7. Having appreciated the submissions made by both the sides and having gone through the impugned order, we find that the findings of the lower Authorities that the goods were of prime quality instead of the same being Grade 201 Ex Stock are depending upon the visual examination of the goods by the Appraiser at the time of clearance of the goods. As rightly observed by Commissioner (Appeals), there is factually no evidence on record to reflect upon the said fact. Admittedly Appraisers cannot be held to be an expert in the field and his opinion, based upon the visual examination, cannot be equated with an experts opinion on the subject. No tests have been carried out, no experts opinion obtained and as such it is difficult to accept the Revenues proposal that the goods were not of the Grade declared by the assessee and were of higher Grade. However, we find that apart from observing that there was no willful mis-declaration by the importer so as to avoid incidence of a higher duty, he has also observed that even a small percentage of the excess goods covered by one of bills of entries was also not at the instance of the importer. However, in spite of that he has imposed penalty on the importer. We are of the view that the said part of the impugned order of Commissioner (Appeals) is self-contradictory, thus not calling for imposition of any penalty on the importer.

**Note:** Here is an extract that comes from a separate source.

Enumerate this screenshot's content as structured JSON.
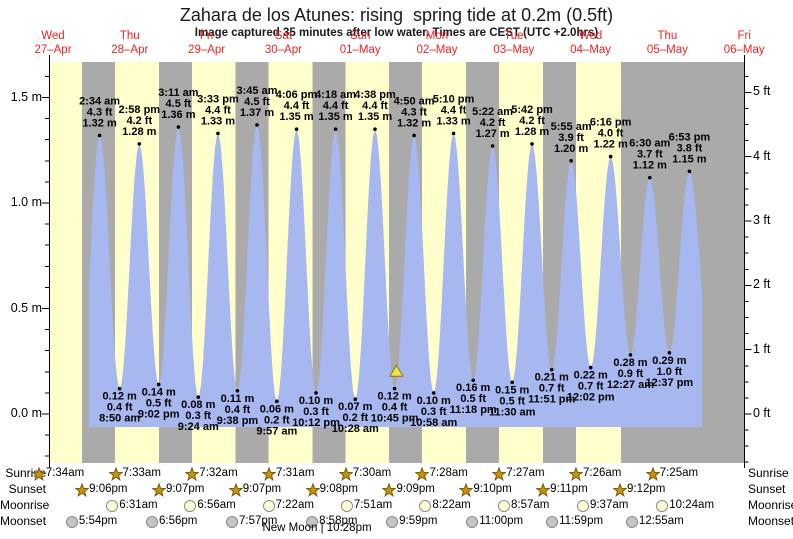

8. As regards valuation, we find from the above reproduced para from the Commissioner (Appeals) order that the Revenue has solely relied upon the NIDB data for the purpose of enhancement of value of the imported goods. Tribunal in the case of CC, New Delhi vs. Virasat Electronics reported in 2015 (317) E.L.T. 295 (Tri. Del.) as also in the case of CC, New Delhi vs. Marble Art reported in 2013 (289) E.L.T. 346 (Tri. Del.) has held that for adopting any other method for enhancement of the value of the imported goods, first of all transaction value is required to be rejected as incorrect/false on the basis of some evidences. It is only thereafter that the other method of deciding value has to be adopted. In any case, the Tribunal has observed that NIDB data cannot be held to be the proper basis for enhancement of the value.

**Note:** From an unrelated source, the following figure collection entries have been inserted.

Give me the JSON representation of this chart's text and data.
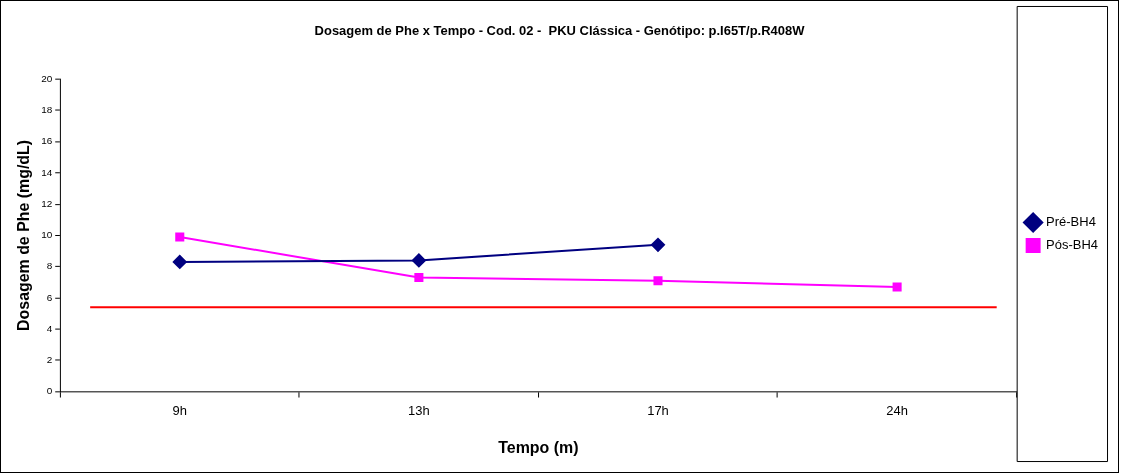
{
  "chart_data": {
    "type": "line",
    "title": "Dosagem de Phe x Tempo - Cod. 02 -  PKU Clássica - Genótipo: p.I65T/p.R408W",
    "xlabel": "Tempo (m)",
    "ylabel": "Dosagem de Phe (mg/dL)",
    "categories": [
      "9h",
      "13h",
      "17h",
      "24h"
    ],
    "series": [
      {
        "name": "Pré-BH4",
        "color": "#000080",
        "marker": "diamond",
        "values": [
          8.3,
          8.4,
          9.4,
          null
        ]
      },
      {
        "name": "Pós-BH4",
        "color": "#ff00ff",
        "marker": "square",
        "values": [
          9.9,
          7.3,
          7.1,
          6.7
        ]
      }
    ],
    "ylim": [
      0,
      20
    ],
    "yticks": [
      0,
      2,
      4,
      6,
      8,
      10,
      12,
      14,
      16,
      18,
      20
    ],
    "grid": false,
    "legend": "right",
    "ref_lines": [
      {
        "axis": "y",
        "value": 5.4,
        "color": "#ff0000"
      }
    ]
  }
}
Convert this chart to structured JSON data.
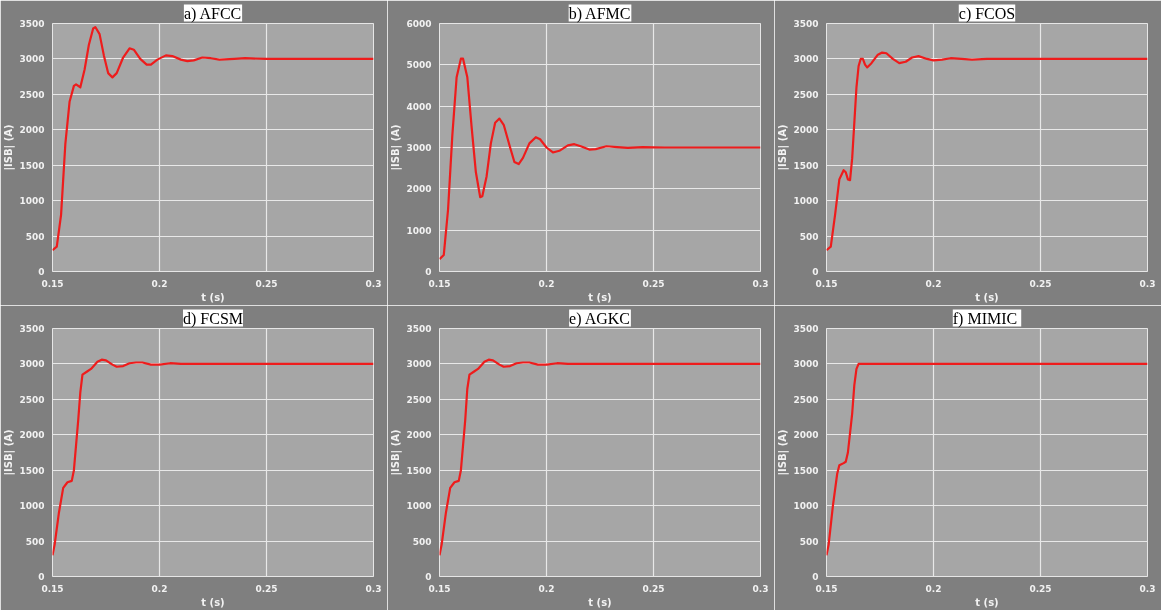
{
  "chart_data": [
    {
      "type": "line",
      "title": "a) AFCC",
      "xlabel": "t (s)",
      "ylabel": "|ISB| (A)",
      "color": "#ee1c1c",
      "grid": true,
      "xlim": [
        0.15,
        0.3
      ],
      "ylim": [
        0,
        3500
      ],
      "xticks": [
        0.15,
        0.2,
        0.25,
        0.3
      ],
      "yticks": [
        0,
        500,
        1000,
        1500,
        2000,
        2500,
        3000,
        3500
      ],
      "x": [
        0.15,
        0.152,
        0.154,
        0.156,
        0.158,
        0.16,
        0.161,
        0.163,
        0.165,
        0.167,
        0.169,
        0.17,
        0.172,
        0.174,
        0.176,
        0.178,
        0.18,
        0.183,
        0.186,
        0.188,
        0.191,
        0.194,
        0.196,
        0.199,
        0.203,
        0.206,
        0.21,
        0.213,
        0.216,
        0.22,
        0.224,
        0.228,
        0.235,
        0.24,
        0.25,
        0.3
      ],
      "values": [
        300,
        350,
        800,
        1800,
        2400,
        2620,
        2640,
        2600,
        2850,
        3200,
        3430,
        3450,
        3350,
        3050,
        2800,
        2740,
        2800,
        3020,
        3150,
        3130,
        3000,
        2920,
        2920,
        2990,
        3050,
        3040,
        2990,
        2970,
        2980,
        3020,
        3010,
        2990,
        3000,
        3010,
        3000,
        3000
      ]
    },
    {
      "type": "line",
      "title": "b) AFMC",
      "xlabel": "t (s)",
      "ylabel": "|ISB| (A)",
      "color": "#ee1c1c",
      "grid": true,
      "xlim": [
        0.15,
        0.3
      ],
      "ylim": [
        0,
        6000
      ],
      "xticks": [
        0.15,
        0.2,
        0.25,
        0.3
      ],
      "yticks": [
        0,
        1000,
        2000,
        3000,
        4000,
        5000,
        6000
      ],
      "x": [
        0.15,
        0.152,
        0.154,
        0.156,
        0.158,
        0.16,
        0.161,
        0.163,
        0.165,
        0.167,
        0.169,
        0.17,
        0.172,
        0.174,
        0.176,
        0.178,
        0.18,
        0.183,
        0.185,
        0.187,
        0.189,
        0.192,
        0.195,
        0.197,
        0.2,
        0.203,
        0.206,
        0.21,
        0.213,
        0.216,
        0.22,
        0.223,
        0.228,
        0.233,
        0.238,
        0.245,
        0.255,
        0.3
      ],
      "values": [
        300,
        400,
        1500,
        3300,
        4700,
        5150,
        5150,
        4700,
        3500,
        2400,
        1800,
        1820,
        2300,
        3100,
        3600,
        3700,
        3550,
        3000,
        2650,
        2600,
        2750,
        3100,
        3250,
        3200,
        3000,
        2880,
        2920,
        3050,
        3080,
        3030,
        2950,
        2960,
        3030,
        3010,
        2990,
        3010,
        3000,
        3000
      ]
    },
    {
      "type": "line",
      "title": "c) FCOS",
      "xlabel": "t (s)",
      "ylabel": "|ISB| (A)",
      "color": "#ee1c1c",
      "grid": true,
      "xlim": [
        0.15,
        0.3
      ],
      "ylim": [
        0,
        3500
      ],
      "xticks": [
        0.15,
        0.2,
        0.25,
        0.3
      ],
      "yticks": [
        0,
        500,
        1000,
        1500,
        2000,
        2500,
        3000,
        3500
      ],
      "x": [
        0.15,
        0.152,
        0.154,
        0.156,
        0.158,
        0.159,
        0.16,
        0.161,
        0.162,
        0.164,
        0.165,
        0.166,
        0.167,
        0.168,
        0.169,
        0.171,
        0.174,
        0.176,
        0.178,
        0.181,
        0.184,
        0.187,
        0.19,
        0.193,
        0.197,
        0.2,
        0.204,
        0.208,
        0.213,
        0.218,
        0.225,
        0.3
      ],
      "values": [
        300,
        350,
        800,
        1300,
        1430,
        1400,
        1300,
        1290,
        1600,
        2600,
        2900,
        3000,
        3000,
        2920,
        2880,
        2940,
        3060,
        3090,
        3080,
        3000,
        2940,
        2960,
        3020,
        3040,
        3000,
        2980,
        2990,
        3010,
        3000,
        2990,
        3000,
        3000
      ]
    },
    {
      "type": "line",
      "title": "d) FCSM",
      "xlabel": "t (s)",
      "ylabel": "|ISB| (A)",
      "color": "#ee1c1c",
      "grid": true,
      "xlim": [
        0.15,
        0.3
      ],
      "ylim": [
        0,
        3500
      ],
      "xticks": [
        0.15,
        0.2,
        0.25,
        0.3
      ],
      "yticks": [
        0,
        500,
        1000,
        1500,
        2000,
        2500,
        3000,
        3500
      ],
      "x": [
        0.15,
        0.151,
        0.153,
        0.155,
        0.157,
        0.159,
        0.16,
        0.162,
        0.163,
        0.164,
        0.166,
        0.168,
        0.171,
        0.173,
        0.175,
        0.178,
        0.18,
        0.183,
        0.186,
        0.189,
        0.192,
        0.196,
        0.2,
        0.205,
        0.21,
        0.3
      ],
      "values": [
        300,
        450,
        900,
        1250,
        1330,
        1350,
        1500,
        2200,
        2600,
        2850,
        2890,
        2930,
        3030,
        3060,
        3050,
        2990,
        2960,
        2970,
        3010,
        3020,
        3020,
        2990,
        2990,
        3010,
        3000,
        3000
      ]
    },
    {
      "type": "line",
      "title": "e) AGKC",
      "xlabel": "t (s)",
      "ylabel": "|ISB| (A)",
      "color": "#ee1c1c",
      "grid": true,
      "xlim": [
        0.15,
        0.3
      ],
      "ylim": [
        0,
        3500
      ],
      "xticks": [
        0.15,
        0.2,
        0.25,
        0.3
      ],
      "yticks": [
        0,
        500,
        1000,
        1500,
        2000,
        2500,
        3000,
        3500
      ],
      "x": [
        0.15,
        0.151,
        0.153,
        0.155,
        0.157,
        0.159,
        0.16,
        0.162,
        0.163,
        0.164,
        0.166,
        0.168,
        0.171,
        0.173,
        0.175,
        0.178,
        0.18,
        0.183,
        0.186,
        0.189,
        0.192,
        0.196,
        0.2,
        0.205,
        0.21,
        0.3
      ],
      "values": [
        300,
        450,
        900,
        1250,
        1330,
        1350,
        1500,
        2200,
        2650,
        2850,
        2890,
        2930,
        3030,
        3060,
        3050,
        2990,
        2960,
        2970,
        3010,
        3020,
        3020,
        2990,
        2990,
        3010,
        3000,
        3000
      ]
    },
    {
      "type": "line",
      "title": "f)  MIMIC",
      "xlabel": "t (s)",
      "ylabel": "|ISB| (A)",
      "color": "#ee1c1c",
      "grid": true,
      "xlim": [
        0.15,
        0.3
      ],
      "ylim": [
        0,
        3500
      ],
      "xticks": [
        0.15,
        0.2,
        0.25,
        0.3
      ],
      "yticks": [
        0,
        500,
        1000,
        1500,
        2000,
        2500,
        3000,
        3500
      ],
      "x": [
        0.15,
        0.151,
        0.153,
        0.155,
        0.156,
        0.158,
        0.159,
        0.16,
        0.162,
        0.163,
        0.164,
        0.165,
        0.167,
        0.3
      ],
      "values": [
        300,
        450,
        1000,
        1450,
        1570,
        1600,
        1620,
        1750,
        2300,
        2700,
        2930,
        3000,
        3000,
        3000
      ]
    }
  ]
}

When we apply the ratio of the above decisions to the facts of the present case, we find that Revenue has not made any efforts to reject the transaction value. There is virtually no evidence on record to indicate that the value agreed upon between the importer and the exporter is not correct or any consideration of the goods has flown back to the exporter from the appellant. If that be so, we agree with the learned Advocate that the transaction value would reflect the correct assessable value of the imported items. Otherwise also, we find that the reliance by the lower Authorities on the NIDB data is not correct. Apart from above two referred decisions, there is catena of decisions holding so. As such, we are of the view that the impugned orders are not proper and justified. The same are accordingly set aside and appeal is allowed with the consequential relief to the appellant.
(Dictated and pronounced in open court) (Archana Wadhwa) Member (Judicial) (B. Ravichandran) Member (Technical) PK ??